Ümit KARDAŞ
Anlaşılan anayasa yapma sürecinde merkezden bölgelere yetki devri, iktidarın hukukla dengelenmesi ve denetlenmesi, bürokratik kurumların şeffaflığı ve hesap verebilirliği, anadiliyle yaşamak, siyasetin finansmanı gibi çoklu, katılımcı, özgürlükçü, meşru hukuka bağlı bir demokrasinin nasıl inşa edileceğini tartışacağımıza, başkanlık sistemi üzerinden anayasa tartışması yapacağız.
Türk tipi Başkanlık sisteminde kuşkusuz yetkiler aynen merkezde kalacak. Bürokratik kurumlar inanılmaz yetkilerle, kapalı, hukukla denetlenemez bir şekilde başkana bağlı olacak. Başkanlık sisteminde önemli bir yer tutan ikinci meclis olmayacak. Şu anki durumu itibarıyla dahi iktidarın baskısı altına girmiş olan yargı başkana bağlı olup, yürütmeyi denetleyemeyecek. Kolonyal, koyu bir idari vesayet yapılanması, hukuku ayak bağı görme zihniyetiyle donanmış, denetlenemez kapalı bürokratik kurumlar devam edecek ama hakim-i mutlak bir başkanımız olacak.

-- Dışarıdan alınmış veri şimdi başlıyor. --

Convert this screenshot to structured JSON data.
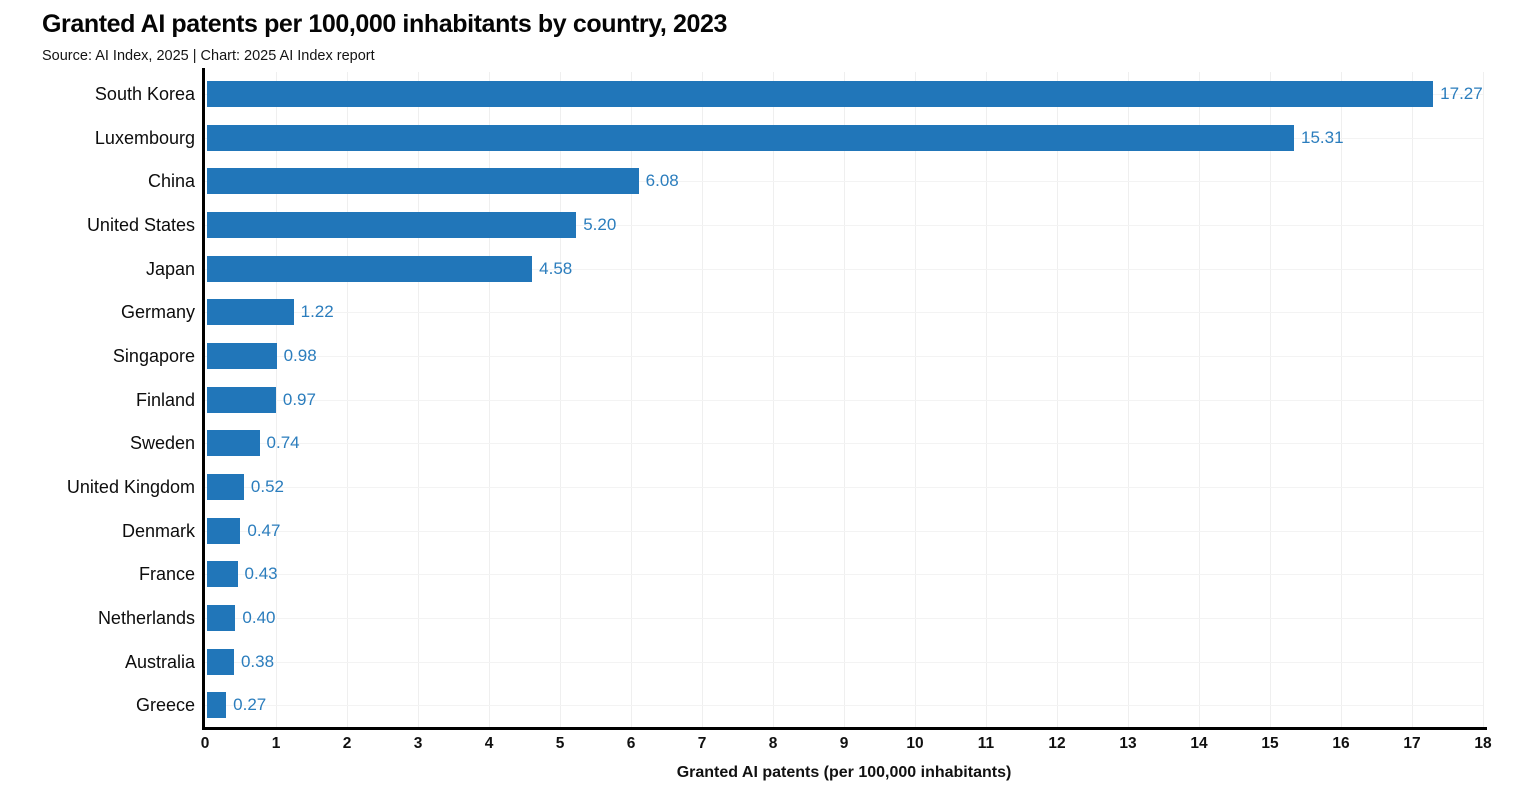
{
  "title": "Granted AI patents per 100,000 inhabitants by country, 2023",
  "subtitle": "Source: AI Index, 2025 | Chart: 2025 AI Index report",
  "colors": {
    "bar": "#2176b9",
    "value_label": "#2b7dbd",
    "axis": "#000000",
    "grid": "#efefef"
  },
  "chart_data": {
    "type": "bar",
    "orientation": "horizontal",
    "title": "Granted AI patents per 100,000 inhabitants by country, 2023",
    "subtitle": "Source: AI Index, 2025 | Chart: 2025 AI Index report",
    "xlabel": "Granted AI patents (per 100,000 inhabitants)",
    "ylabel": "",
    "xlim": [
      0,
      18
    ],
    "xticks": [
      0,
      1,
      2,
      3,
      4,
      5,
      6,
      7,
      8,
      9,
      10,
      11,
      12,
      13,
      14,
      15,
      16,
      17,
      18
    ],
    "grid": true,
    "legend": false,
    "categories": [
      "South Korea",
      "Luxembourg",
      "China",
      "United States",
      "Japan",
      "Germany",
      "Singapore",
      "Finland",
      "Sweden",
      "United Kingdom",
      "Denmark",
      "France",
      "Netherlands",
      "Australia",
      "Greece"
    ],
    "values": [
      17.27,
      15.31,
      6.08,
      5.2,
      4.58,
      1.22,
      0.98,
      0.97,
      0.74,
      0.52,
      0.47,
      0.43,
      0.4,
      0.38,
      0.27
    ],
    "value_labels": [
      "17.27",
      "15.31",
      "6.08",
      "5.20",
      "4.58",
      "1.22",
      "0.98",
      "0.97",
      "0.74",
      "0.52",
      "0.47",
      "0.43",
      "0.40",
      "0.38",
      "0.27"
    ]
  }
}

Türk tipi başkanlık hayali böyle de ABD'de nasıl? 1777'de “ABD Konfederasyonu” kuruldu. 17 Eylül 1787'de de kuzey ve güney devletleri arasındaki anlaşmazlıklar uzlaşmayla sonuçlandırılarak bu sefer yeni bir üst anayasayla federal devlet inşa edildi. Böylece toplum üzerinde iki iktidar oluştu. Biri “federal” ya da “ulusal devlet” olarak tanımlanan devlet iktidarı, diğeri “federe” ya da “üye devlet” denilen devletin iktidarı. Federal devletin yasama, yürütme ve yargı organları olduğu gibi federe devletlerde de aynı organlar öngörüldü.

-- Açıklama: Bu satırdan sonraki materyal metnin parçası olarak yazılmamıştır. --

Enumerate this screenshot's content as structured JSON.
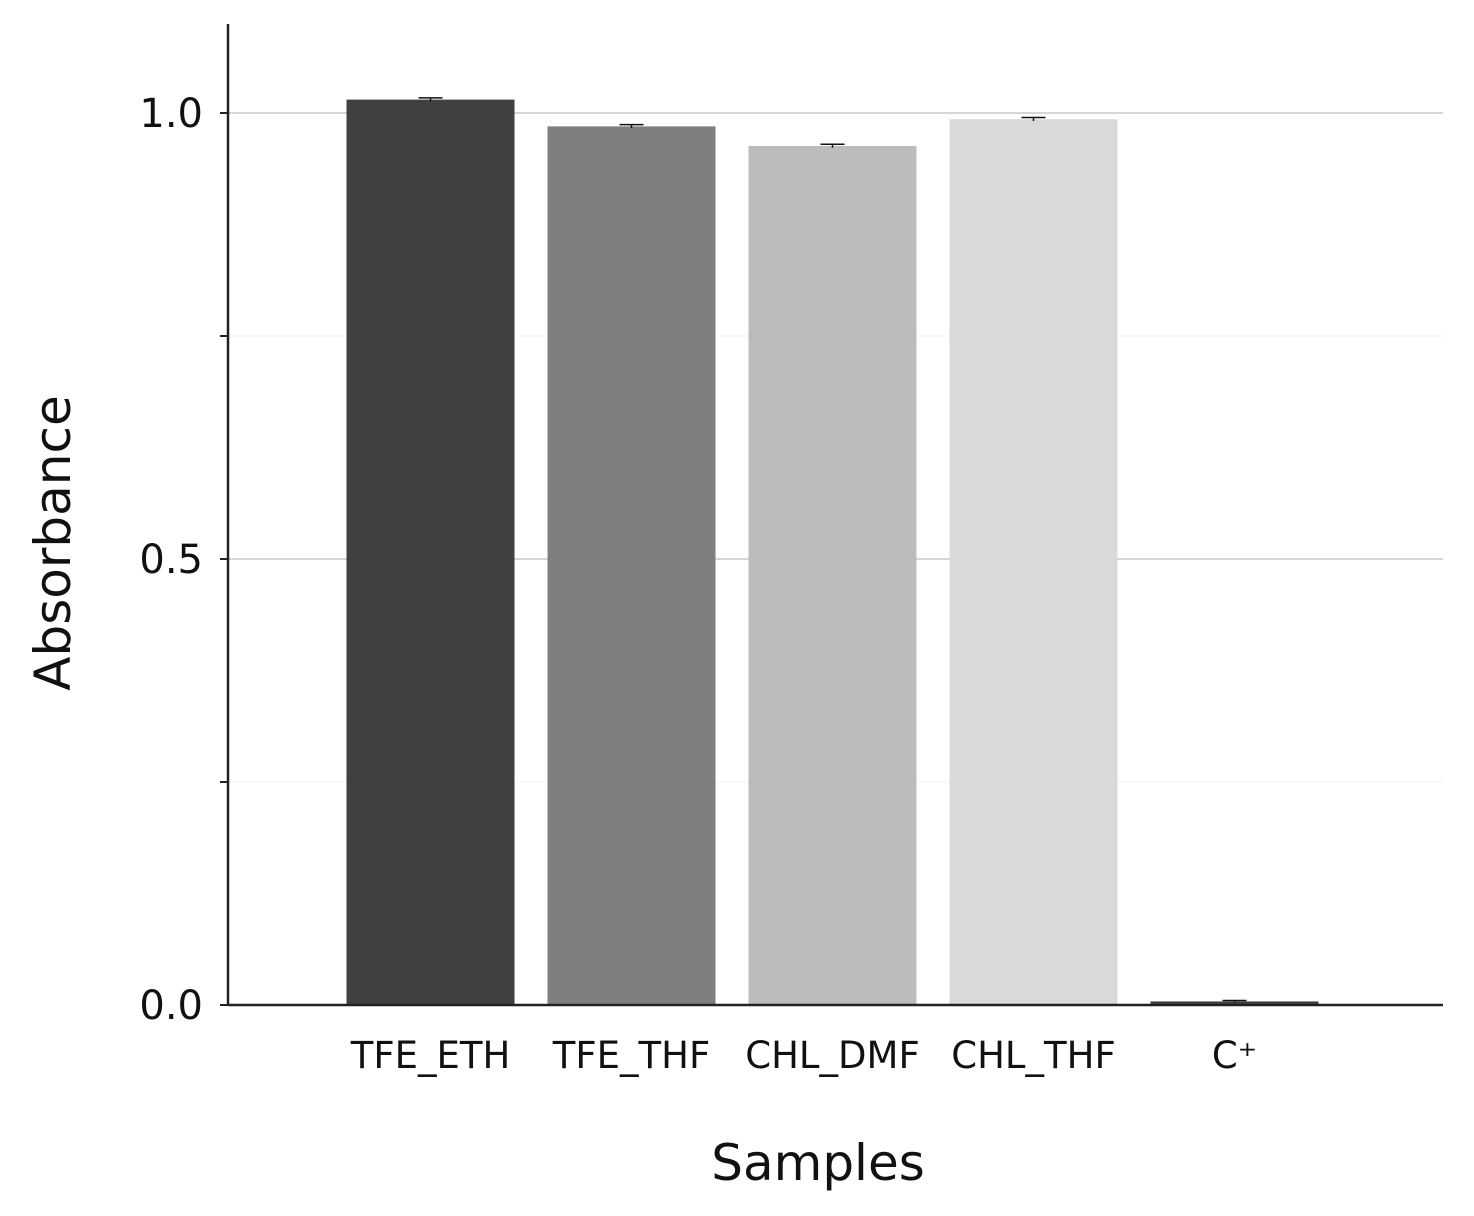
{
  "chart_data": {
    "type": "bar",
    "title": "",
    "xlabel": "Samples",
    "ylabel": "Absorbance",
    "categories": [
      "TFE_ETH",
      "TFE_THF",
      "CHL_DMF",
      "CHL_THF",
      "C⁺"
    ],
    "values": [
      1.015,
      0.985,
      0.963,
      0.993,
      0.004
    ],
    "errors": [
      0.002,
      0.002,
      0.002,
      0.002,
      0.001
    ],
    "colors": [
      "#404040",
      "#7f7f7f",
      "#bcbcbc",
      "#d9d9d9",
      "#404040"
    ],
    "ylim": [
      0,
      1.1
    ],
    "yticks": [
      0.0,
      0.5,
      1.0
    ],
    "ytick_labels": [
      "0.0",
      "0.5",
      "1.0"
    ],
    "minor_yticks": [
      0.25,
      0.75
    ],
    "grid": true
  }
}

Başkanlık sistemini kurmanın yönetim sisteminin federal olmasıyla doğrudan ilgisi vardı. Amaç federasyonun siyasi birliğini sağlamaktı. Bunun için eşit koşullar yaratarak güçler ayırımına gittiler. Seçimle gelen başkanı parlamento ile aynı düzeye oturtup, onların karşısına güçlü bir yargı organı koydular. Kongre ve başkan bu birliği güvence altına almıyordu. Merkezi güç, başkan, kongre ve yargı arasında bölünüp zayıflatılarak hem yatay güçler ayrılığı sağlanıyor hem de dikey güç paylaşımıyla federe devletlerin özerkliği korunuyor, girişimcilere tam bir özgürlük sağlanıyordu.

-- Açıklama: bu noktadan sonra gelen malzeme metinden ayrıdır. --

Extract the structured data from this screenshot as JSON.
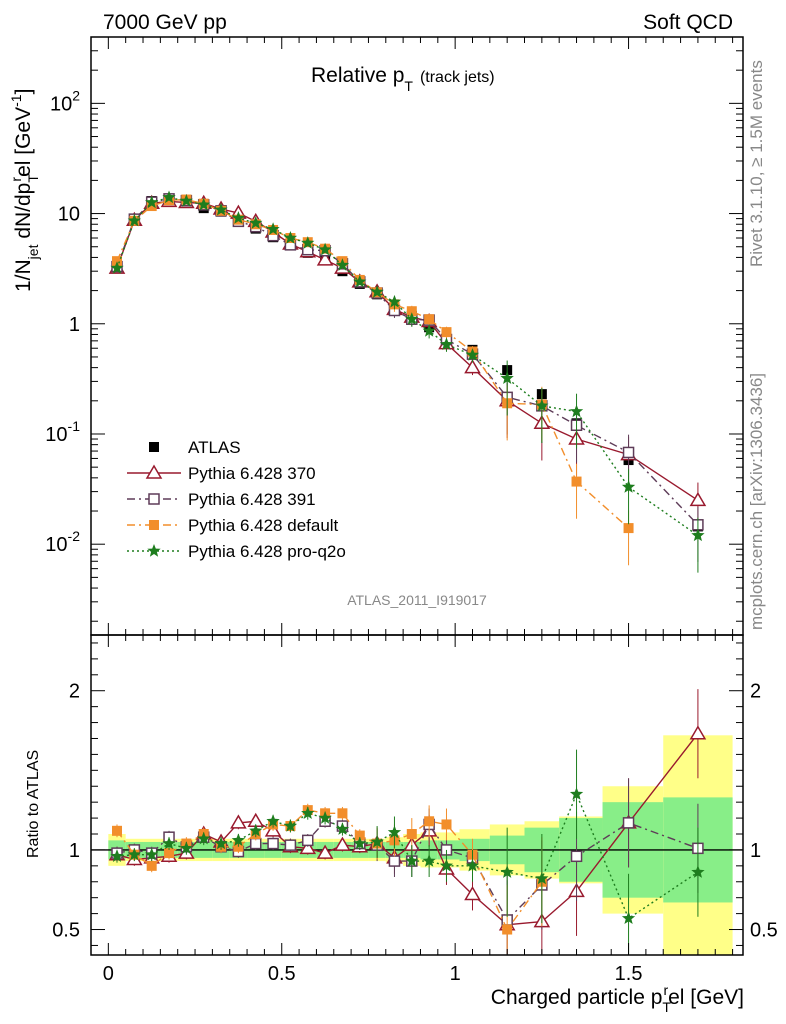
{
  "header": {
    "left": "7000 GeV pp",
    "right": "Soft QCD"
  },
  "side_labels": {
    "rivet": "Rivet 3.1.10, ≥ 1.5M events",
    "mcplots": "mcplots.cern.ch [arXiv:1306.3436]"
  },
  "watermark": "ATLAS_2011_I919017",
  "chart_data": [
    {
      "type": "scatter",
      "panel": "main",
      "title": "Relative p_T (track jets)",
      "title_parts": {
        "main": "Relative p",
        "sub": "T",
        "note": "(track jets)"
      },
      "ylabel": "1/N_jet dN/dp_T^rel [GeV^-1]",
      "ylabel_parts": {
        "a": "1/N",
        "a_sub": "jet",
        "b": " dN/dp",
        "b_sub": "T",
        "b_sup": "r",
        "c": "el [GeV",
        "c_sup": "-1",
        "d": "]"
      },
      "yscale": "log",
      "ylim": [
        0.0015,
        400
      ],
      "xlim": [
        -0.05,
        1.83
      ],
      "ytick_labels": [
        {
          "value": 0.01,
          "base": "10",
          "exp": "-2"
        },
        {
          "value": 0.1,
          "base": "10",
          "exp": "-1"
        },
        {
          "value": 1,
          "base": "1",
          "exp": ""
        },
        {
          "value": 10,
          "base": "10",
          "exp": ""
        },
        {
          "value": 100,
          "base": "10",
          "exp": "2"
        }
      ],
      "legend_position": "bottom-left",
      "x": [
        0.025,
        0.075,
        0.125,
        0.175,
        0.225,
        0.275,
        0.325,
        0.375,
        0.425,
        0.475,
        0.525,
        0.575,
        0.625,
        0.675,
        0.725,
        0.775,
        0.825,
        0.875,
        0.925,
        0.975,
        1.05,
        1.15,
        1.25,
        1.35,
        1.5,
        1.7
      ],
      "series": [
        {
          "name": "ATLAS",
          "color": "#000000",
          "marker": "filled-square",
          "line": "none",
          "values": [
            3.3,
            8.9,
            13.0,
            13.5,
            12.9,
            11.2,
            10.4,
            8.6,
            7.3,
            6.1,
            5.2,
            4.4,
            3.9,
            3.0,
            2.3,
            1.85,
            1.42,
            1.18,
            0.93,
            0.72,
            0.58,
            0.38,
            0.23,
            0.125,
            0.058,
            0.0145
          ]
        },
        {
          "name": "Pythia 6.428 370",
          "color": "#991a2e",
          "marker": "open-triangle",
          "line": "solid",
          "values": [
            3.2,
            8.7,
            12.4,
            12.9,
            12.6,
            12.4,
            11.0,
            10.1,
            8.5,
            6.8,
            5.3,
            4.5,
            3.8,
            3.2,
            2.4,
            1.95,
            1.35,
            1.15,
            1.05,
            0.66,
            0.4,
            0.2,
            0.125,
            0.09,
            0.065,
            0.025
          ]
        },
        {
          "name": "Pythia 6.428 391",
          "color": "#5e3c58",
          "marker": "open-square",
          "line": "dashdot",
          "values": [
            3.3,
            8.9,
            12.7,
            13.6,
            13.1,
            12.0,
            10.6,
            8.5,
            7.6,
            6.3,
            5.2,
            4.7,
            4.6,
            3.5,
            2.4,
            1.9,
            1.32,
            1.1,
            1.08,
            0.72,
            0.53,
            0.215,
            0.18,
            0.12,
            0.068,
            0.015
          ]
        },
        {
          "name": "Pythia 6.428 default",
          "color": "#f28e2b",
          "marker": "filled-square",
          "line": "dashdot",
          "values": [
            3.7,
            8.6,
            11.7,
            13.2,
            13.4,
            12.3,
            10.6,
            8.8,
            8.0,
            7.1,
            6.0,
            5.5,
            4.8,
            3.7,
            2.5,
            1.93,
            1.5,
            1.3,
            1.1,
            0.84,
            0.56,
            0.19,
            0.185,
            0.037,
            0.014,
            null
          ]
        },
        {
          "name": "Pythia 6.428 pro-q2o",
          "color": "#1e7d1e",
          "marker": "star",
          "line": "dotted",
          "values": [
            3.2,
            8.6,
            12.6,
            14.0,
            13.0,
            12.0,
            10.8,
            9.1,
            8.2,
            7.2,
            6.0,
            5.4,
            4.7,
            3.4,
            2.4,
            1.94,
            1.58,
            1.1,
            0.86,
            0.65,
            0.52,
            0.32,
            0.18,
            0.16,
            0.033,
            0.012
          ]
        }
      ]
    },
    {
      "type": "scatter",
      "panel": "ratio",
      "xlabel": "Charged particle p_T^rel [GeV]",
      "xlabel_parts": {
        "a": "Charged particle p",
        "sub": "T",
        "sup": "r",
        "b": "el [GeV]"
      },
      "ylabel": "Ratio to ATLAS",
      "ylim": [
        0.34,
        2.35
      ],
      "xlim": [
        -0.05,
        1.83
      ],
      "yticks": [
        0.5,
        1,
        2
      ],
      "ytick_labels": [
        "0.5",
        "1",
        "2"
      ],
      "xticks": [
        0,
        0.5,
        1,
        1.5
      ],
      "xtick_labels": [
        "0",
        "0.5",
        "1",
        "1.5"
      ],
      "band_inner": [
        0.06,
        0.05,
        0.05,
        0.05,
        0.05,
        0.05,
        0.05,
        0.05,
        0.05,
        0.05,
        0.05,
        0.05,
        0.05,
        0.05,
        0.05,
        0.05,
        0.05,
        0.05,
        0.06,
        0.06,
        0.07,
        0.09,
        0.14,
        0.2,
        0.3,
        0.33
      ],
      "band_outer": [
        0.1,
        0.07,
        0.07,
        0.07,
        0.07,
        0.07,
        0.07,
        0.07,
        0.07,
        0.07,
        0.07,
        0.07,
        0.07,
        0.07,
        0.07,
        0.07,
        0.08,
        0.1,
        0.11,
        0.11,
        0.13,
        0.16,
        0.18,
        0.21,
        0.4,
        0.72
      ],
      "x": [
        0.025,
        0.075,
        0.125,
        0.175,
        0.225,
        0.275,
        0.325,
        0.375,
        0.425,
        0.475,
        0.525,
        0.575,
        0.625,
        0.675,
        0.725,
        0.775,
        0.825,
        0.875,
        0.925,
        0.975,
        1.05,
        1.15,
        1.25,
        1.35,
        1.5,
        1.7
      ],
      "series": [
        {
          "name": "Pythia 6.428 370",
          "color": "#991a2e",
          "marker": "open-triangle",
          "line": "solid",
          "values": [
            0.97,
            0.94,
            0.95,
            0.96,
            0.98,
            1.1,
            1.05,
            1.17,
            1.18,
            1.12,
            1.02,
            1.01,
            0.98,
            1.03,
            1.02,
            1.04,
            0.95,
            1.03,
            1.12,
            0.88,
            0.72,
            0.53,
            0.55,
            0.74,
            1.17,
            1.73
          ]
        },
        {
          "name": "Pythia 6.428 391",
          "color": "#5e3c58",
          "marker": "open-square",
          "line": "dashdot",
          "values": [
            0.98,
            1.0,
            0.98,
            1.08,
            1.02,
            1.08,
            1.02,
            0.99,
            1.04,
            1.04,
            1.03,
            1.06,
            1.18,
            1.15,
            1.04,
            1.03,
            0.93,
            0.93,
            1.16,
            1.0,
            0.95,
            0.56,
            0.78,
            0.96,
            1.17,
            1.01
          ]
        },
        {
          "name": "Pythia 6.428 default",
          "color": "#f28e2b",
          "marker": "filled-square",
          "line": "dashdot",
          "values": [
            1.12,
            0.97,
            0.9,
            0.98,
            1.04,
            1.1,
            1.02,
            1.02,
            1.1,
            1.16,
            1.15,
            1.25,
            1.23,
            1.23,
            1.09,
            1.04,
            1.06,
            1.1,
            1.18,
            1.16,
            0.97,
            0.5,
            0.8,
            null,
            null,
            null
          ]
        },
        {
          "name": "Pythia 6.428 pro-q2o",
          "color": "#1e7d1e",
          "marker": "star",
          "line": "dotted",
          "values": [
            0.96,
            0.97,
            0.97,
            1.04,
            1.01,
            1.07,
            1.04,
            1.06,
            1.12,
            1.18,
            1.15,
            1.23,
            1.2,
            1.13,
            1.04,
            1.05,
            1.11,
            0.93,
            0.93,
            0.9,
            0.9,
            0.86,
            0.82,
            1.35,
            0.57,
            0.86
          ]
        }
      ]
    }
  ]
}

BAŞKANLIK SİSTEMİ OTORİTER REJİME DÖNÜŞEBİLİR
Federasyon sistemi ile yönetilen Amerika'da her federe devletin kendi anayasası olduğu gibi, bu devletlerle federal devlet arasındaki ilişkileri düzenleyen üstün bir anayasa bulunmakta. Federe devletlerin başında halk tarafından seçilmiş valiler mevcut… Bu devletlerin de kendi yasama, yürütme ve yargı organları faaliyet gösteriyor. Federal devlette yasama yetkisi iki meclisli olan Kongre tarafından (Senato ve Temsilciler Meclisi) kullanılmakta.
Siyasi sorumluluğu bulunmayan başkanın dış politikayı yürütme, yabancı ülkelere asker gönderme, orduyu komuta etme gibi yetkileri bulunmakta. Başkan yasaların yürütülmesini sağlar. Başkanın dışarıdan belirlediği bakanları Senato onaylar. Bu görevliler başkana karşı sorumludurlar. Başkan federal memurları da Senato'nun onayıyla atar. Onaya gerek duymadan görevden alabilir.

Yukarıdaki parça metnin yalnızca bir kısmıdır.